Na noite de Réveillon de 2014, a carioca Carina Seixas, então com 32 anos, parou para pensar nas promessas que faria para o ano que começava. Mas nada a atraía. Nem mesmo a recente decisão de largar o emprego de designer para montar um negócio próprio.

Foi quando ela se lembrou da paixão que nutria na infância pelo veleiro que seu pai tinha e teve a ideia de mudar radicalmente de vida. Pronto. Era isso que ela faria: iria morar num barco. E sozinha – coisa rara para uma mulher no Brasil.

Hoje, aos 36 anos de idade, já fazem quatro que Carina trocou um modesto apartamento na Ilha do Governador, no Rio de Janeiro, por um pequeno veleiro e não se arrepende. Nem se vê voltando a viver num apartamento.

“Morar num barco significa ter pouco espaço, ficar balançando quase o tempo todo e abrir mão de certos confortos, como, por exemplo, ter um guarda-roupa cheio de roupas, mas, no meu caso, tem valido muito a pena”, resume Carina, que hoje vive apenas do aluguel do apartamento onde antes morava. “Morar num barco não é apenas mudar de casa”, avalia. “É mudar de vida”.

O atual barco de Carina (no começo, ela teve outro, menor ainda), o Criloa, de 1975, tem pouco mais de dez metros de comprimento, um quarto, uma sala, um banheiro e uma cozinha. “Morar num barco ensina a gente a se tornar uma pessoa organizada, porque não há espaço nem para bagunça, muito menos para deixar louça suja na pia”, brinca. “É uma lição minimalista de vida”, diz.

“No barco, eu descobri que posso viver bem com bem pouco, desde que este pouco seja realmente valioso para mim. Também aprendi a dar valor a tudo o que tenho, mesmo que seja pouca coisa”, diz Carina, com uma fala sempre pausada, tranquila e reflexiva.

“Descobri, também, que sou uma boa companhia para mim mesmo, e não sinto falta nem da falsa sensação de segurança de ter um homem a bordo”, diz, a respeito do que mais chama a atenção das pessoas quando ela conta que mora sozinha num barco, na companhia apenas de uma cadelinha, a Abigail.
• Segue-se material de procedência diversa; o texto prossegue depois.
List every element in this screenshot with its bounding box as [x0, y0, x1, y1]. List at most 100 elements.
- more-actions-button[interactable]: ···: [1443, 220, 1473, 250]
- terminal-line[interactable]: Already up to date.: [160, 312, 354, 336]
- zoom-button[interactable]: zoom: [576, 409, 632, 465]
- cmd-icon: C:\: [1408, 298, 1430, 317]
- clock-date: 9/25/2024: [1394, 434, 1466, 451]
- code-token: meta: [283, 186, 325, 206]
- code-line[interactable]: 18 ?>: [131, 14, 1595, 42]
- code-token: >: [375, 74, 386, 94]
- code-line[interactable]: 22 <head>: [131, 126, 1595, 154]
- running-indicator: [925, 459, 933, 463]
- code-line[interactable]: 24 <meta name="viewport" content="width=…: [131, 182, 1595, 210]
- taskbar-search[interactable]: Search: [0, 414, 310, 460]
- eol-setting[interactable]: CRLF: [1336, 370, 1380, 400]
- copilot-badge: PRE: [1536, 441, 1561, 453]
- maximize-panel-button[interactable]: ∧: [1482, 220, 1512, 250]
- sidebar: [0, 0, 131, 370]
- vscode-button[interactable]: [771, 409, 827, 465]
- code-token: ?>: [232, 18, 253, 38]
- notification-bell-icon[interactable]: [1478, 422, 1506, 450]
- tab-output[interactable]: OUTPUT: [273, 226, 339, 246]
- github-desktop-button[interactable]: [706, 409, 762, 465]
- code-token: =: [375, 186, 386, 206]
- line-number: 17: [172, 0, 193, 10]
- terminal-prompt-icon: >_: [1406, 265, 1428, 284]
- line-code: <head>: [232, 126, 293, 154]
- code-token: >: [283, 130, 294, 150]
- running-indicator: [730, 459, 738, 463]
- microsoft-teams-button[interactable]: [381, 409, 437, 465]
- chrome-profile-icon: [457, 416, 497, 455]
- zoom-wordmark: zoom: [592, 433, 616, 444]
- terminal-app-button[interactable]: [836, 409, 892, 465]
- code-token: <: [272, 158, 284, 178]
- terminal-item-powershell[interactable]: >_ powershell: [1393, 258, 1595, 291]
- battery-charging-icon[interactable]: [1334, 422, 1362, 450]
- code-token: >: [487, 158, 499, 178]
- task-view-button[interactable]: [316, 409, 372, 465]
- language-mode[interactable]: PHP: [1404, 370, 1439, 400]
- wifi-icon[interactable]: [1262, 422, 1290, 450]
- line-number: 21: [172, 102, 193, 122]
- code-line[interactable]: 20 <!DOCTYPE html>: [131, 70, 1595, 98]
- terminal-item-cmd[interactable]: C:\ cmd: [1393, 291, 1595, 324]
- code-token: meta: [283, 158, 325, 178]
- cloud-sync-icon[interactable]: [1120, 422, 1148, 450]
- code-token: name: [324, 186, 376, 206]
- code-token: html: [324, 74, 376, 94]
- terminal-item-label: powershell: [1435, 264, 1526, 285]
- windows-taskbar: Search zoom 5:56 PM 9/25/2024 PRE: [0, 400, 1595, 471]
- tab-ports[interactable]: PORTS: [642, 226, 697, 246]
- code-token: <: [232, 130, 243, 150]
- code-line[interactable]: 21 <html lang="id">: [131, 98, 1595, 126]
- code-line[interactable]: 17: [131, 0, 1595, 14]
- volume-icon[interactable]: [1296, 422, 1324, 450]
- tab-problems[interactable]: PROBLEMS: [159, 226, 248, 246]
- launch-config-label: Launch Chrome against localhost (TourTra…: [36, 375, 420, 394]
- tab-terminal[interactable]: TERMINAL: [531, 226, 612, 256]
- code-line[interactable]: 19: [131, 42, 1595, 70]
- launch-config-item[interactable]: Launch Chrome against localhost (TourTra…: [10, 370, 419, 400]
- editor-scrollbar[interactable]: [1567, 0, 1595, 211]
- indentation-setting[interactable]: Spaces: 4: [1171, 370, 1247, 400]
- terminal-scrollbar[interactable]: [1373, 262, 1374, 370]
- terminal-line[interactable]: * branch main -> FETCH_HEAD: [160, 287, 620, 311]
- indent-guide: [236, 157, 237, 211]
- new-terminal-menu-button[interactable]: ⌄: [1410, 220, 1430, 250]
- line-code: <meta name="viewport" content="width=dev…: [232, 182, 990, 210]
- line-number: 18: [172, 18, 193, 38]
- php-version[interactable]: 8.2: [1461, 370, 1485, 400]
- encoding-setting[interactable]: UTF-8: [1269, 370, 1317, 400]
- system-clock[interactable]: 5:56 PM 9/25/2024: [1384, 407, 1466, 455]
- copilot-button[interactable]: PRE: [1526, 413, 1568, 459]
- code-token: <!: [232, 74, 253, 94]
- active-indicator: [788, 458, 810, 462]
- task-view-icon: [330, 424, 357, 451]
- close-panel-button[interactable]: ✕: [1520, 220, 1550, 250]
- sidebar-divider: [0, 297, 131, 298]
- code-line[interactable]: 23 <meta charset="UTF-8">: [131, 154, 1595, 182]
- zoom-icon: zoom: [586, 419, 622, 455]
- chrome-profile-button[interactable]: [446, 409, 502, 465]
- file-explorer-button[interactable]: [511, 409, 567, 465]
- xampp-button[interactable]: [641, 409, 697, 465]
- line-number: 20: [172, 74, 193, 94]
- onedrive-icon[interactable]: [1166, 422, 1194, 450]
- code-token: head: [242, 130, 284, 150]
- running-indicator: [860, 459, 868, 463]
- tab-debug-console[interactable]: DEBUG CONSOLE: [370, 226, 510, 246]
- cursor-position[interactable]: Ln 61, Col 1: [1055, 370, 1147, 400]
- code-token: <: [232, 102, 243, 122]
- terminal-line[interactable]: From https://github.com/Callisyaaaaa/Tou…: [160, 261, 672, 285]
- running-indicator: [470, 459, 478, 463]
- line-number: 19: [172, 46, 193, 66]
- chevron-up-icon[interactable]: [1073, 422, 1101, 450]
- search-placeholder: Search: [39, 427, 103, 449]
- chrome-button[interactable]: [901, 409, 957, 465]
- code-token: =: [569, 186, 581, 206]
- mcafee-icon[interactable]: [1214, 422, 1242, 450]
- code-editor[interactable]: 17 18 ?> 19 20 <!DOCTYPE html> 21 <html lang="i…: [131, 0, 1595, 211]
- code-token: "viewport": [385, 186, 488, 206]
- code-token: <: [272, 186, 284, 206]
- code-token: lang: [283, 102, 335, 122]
“As pessoas estranham, mas não existe nada de heroico no que eu faço. Até porque pouco navego”, explica Carina, que, depois de uma temporada na Ilha Grande, no Rio de Janeiro, hoje “mora”, na Praia de Santa Teresa, em Ilhabela, no litoral de São Paulo, onde o seu barco está atualmente ancorado. “Meu veleiro é basicamente a minha casa, não um meio para sair viajando mundo afora, embora, com ele, eu também possa fazer isso”, analisa. E completa: “Quem sabe, um dia”.

“De vez em quando, gosto de mudar de ´endereço` e um barco facilita muito isso”, explica. “Também consigo `morar` em lugares legais, sem precisar pagar por isso. Mas, para mim, o melhor de tudo é a paz, a liberdade e a integração com a natureza que morar num barco permite. Foi a melhor resolução de ano-novo que eu poderia ter tido”.
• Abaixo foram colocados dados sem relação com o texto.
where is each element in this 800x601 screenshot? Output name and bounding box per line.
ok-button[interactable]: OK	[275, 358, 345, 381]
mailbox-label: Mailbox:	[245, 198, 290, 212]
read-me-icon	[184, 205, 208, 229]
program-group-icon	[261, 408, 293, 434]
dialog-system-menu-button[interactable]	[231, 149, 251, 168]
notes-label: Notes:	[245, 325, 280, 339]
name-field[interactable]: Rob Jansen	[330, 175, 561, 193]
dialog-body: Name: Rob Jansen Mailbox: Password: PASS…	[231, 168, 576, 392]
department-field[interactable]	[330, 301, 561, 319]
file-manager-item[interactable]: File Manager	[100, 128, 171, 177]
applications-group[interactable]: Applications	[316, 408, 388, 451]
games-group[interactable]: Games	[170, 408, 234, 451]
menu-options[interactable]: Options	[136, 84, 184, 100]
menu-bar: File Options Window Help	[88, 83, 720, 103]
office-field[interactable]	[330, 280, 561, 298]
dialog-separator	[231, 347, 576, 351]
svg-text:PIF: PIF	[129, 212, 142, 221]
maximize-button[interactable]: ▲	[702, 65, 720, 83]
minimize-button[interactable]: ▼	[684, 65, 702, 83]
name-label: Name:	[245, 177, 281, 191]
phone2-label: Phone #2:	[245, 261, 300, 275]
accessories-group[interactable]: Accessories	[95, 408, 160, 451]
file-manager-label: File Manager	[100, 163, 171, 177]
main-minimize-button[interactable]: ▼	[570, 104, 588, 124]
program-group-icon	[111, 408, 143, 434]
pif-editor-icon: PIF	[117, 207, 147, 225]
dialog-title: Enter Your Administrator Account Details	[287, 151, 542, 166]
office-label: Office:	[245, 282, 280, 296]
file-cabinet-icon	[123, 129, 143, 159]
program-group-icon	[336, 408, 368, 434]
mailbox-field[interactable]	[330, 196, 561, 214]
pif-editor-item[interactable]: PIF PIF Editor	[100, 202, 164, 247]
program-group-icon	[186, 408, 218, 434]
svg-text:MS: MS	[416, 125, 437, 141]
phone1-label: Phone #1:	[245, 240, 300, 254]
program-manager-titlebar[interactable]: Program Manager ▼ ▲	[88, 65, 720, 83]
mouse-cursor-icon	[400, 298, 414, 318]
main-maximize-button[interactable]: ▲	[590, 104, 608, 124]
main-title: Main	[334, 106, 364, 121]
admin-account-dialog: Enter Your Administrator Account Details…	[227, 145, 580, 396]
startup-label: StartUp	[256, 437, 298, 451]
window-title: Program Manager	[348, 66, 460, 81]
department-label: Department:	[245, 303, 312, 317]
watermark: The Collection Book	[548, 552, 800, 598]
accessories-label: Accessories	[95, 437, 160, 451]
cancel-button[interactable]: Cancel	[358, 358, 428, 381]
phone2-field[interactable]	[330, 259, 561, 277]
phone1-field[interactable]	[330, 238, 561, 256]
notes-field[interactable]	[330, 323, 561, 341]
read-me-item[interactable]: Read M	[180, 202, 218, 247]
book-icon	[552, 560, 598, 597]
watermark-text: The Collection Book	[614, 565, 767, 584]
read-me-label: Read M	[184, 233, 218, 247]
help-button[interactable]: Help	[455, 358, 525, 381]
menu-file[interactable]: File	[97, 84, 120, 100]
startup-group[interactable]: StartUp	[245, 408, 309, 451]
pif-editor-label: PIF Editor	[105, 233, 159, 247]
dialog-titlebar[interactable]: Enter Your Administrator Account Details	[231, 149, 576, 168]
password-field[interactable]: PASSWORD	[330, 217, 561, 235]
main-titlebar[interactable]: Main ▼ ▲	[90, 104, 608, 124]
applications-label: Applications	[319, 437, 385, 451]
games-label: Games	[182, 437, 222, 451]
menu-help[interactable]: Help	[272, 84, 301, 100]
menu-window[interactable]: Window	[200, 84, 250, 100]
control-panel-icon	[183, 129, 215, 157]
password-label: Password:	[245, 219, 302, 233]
Medo? Ela garante que não tem. “Me sinto segura no meu barco e sempre tenho um ou outro vizinho nos locais onde paro. E a gente se visita, convida o vizinho para um café, coisa que nunca fiz quando morava num apartamento no Rio”, exemplifica.

Solidão? Ela também jura que não sente. “Me dou bem comigo mesma e gosto de ficar sozinha. Mas, se um dia aparecer um namorado, ele será bem-vindo no barco”, brinca Carina, que preenche seu tempo lendo, fazendo (ela mesma) a manutenção básica do veleiro, passeando nas regiões onde ancora ou cozinhando, embora o seu barco não tenha nem geladeira.

“Não ter geladeira não é tão ruim assim, porque me obriga a consumir apenas alimentos frescos e sem desperdícios, porque não há como conservá-los”, explica. “Mas, quando dá vontade de comer algo diferente, eu desembarco e vou comer num dos restaurantes da ilha”, completa.

Apesar de seguir feliz com a vida que decidiu experimentar a partir daquele Réveillon de quatro anos atrás, Carina, que, de vez em quando, até participa de regatas com o seu barco, na companhia de amigas, prefere não fazer planos para o futuro. “Só acho que consigo mais voltar a trabalhar num escritório”, diz.

“Não sei se vou morar para sempre num veleiro, mas estou gostando muito de viver no mar, e isso, por enquanto, é o que importa para mim”, diz, repetindo o mesmo raciocínio de quase todo mundo que decidiu trocar uma casa por um barco, a fim de aproveitar a vida, ainda que com muito mais simplicidade.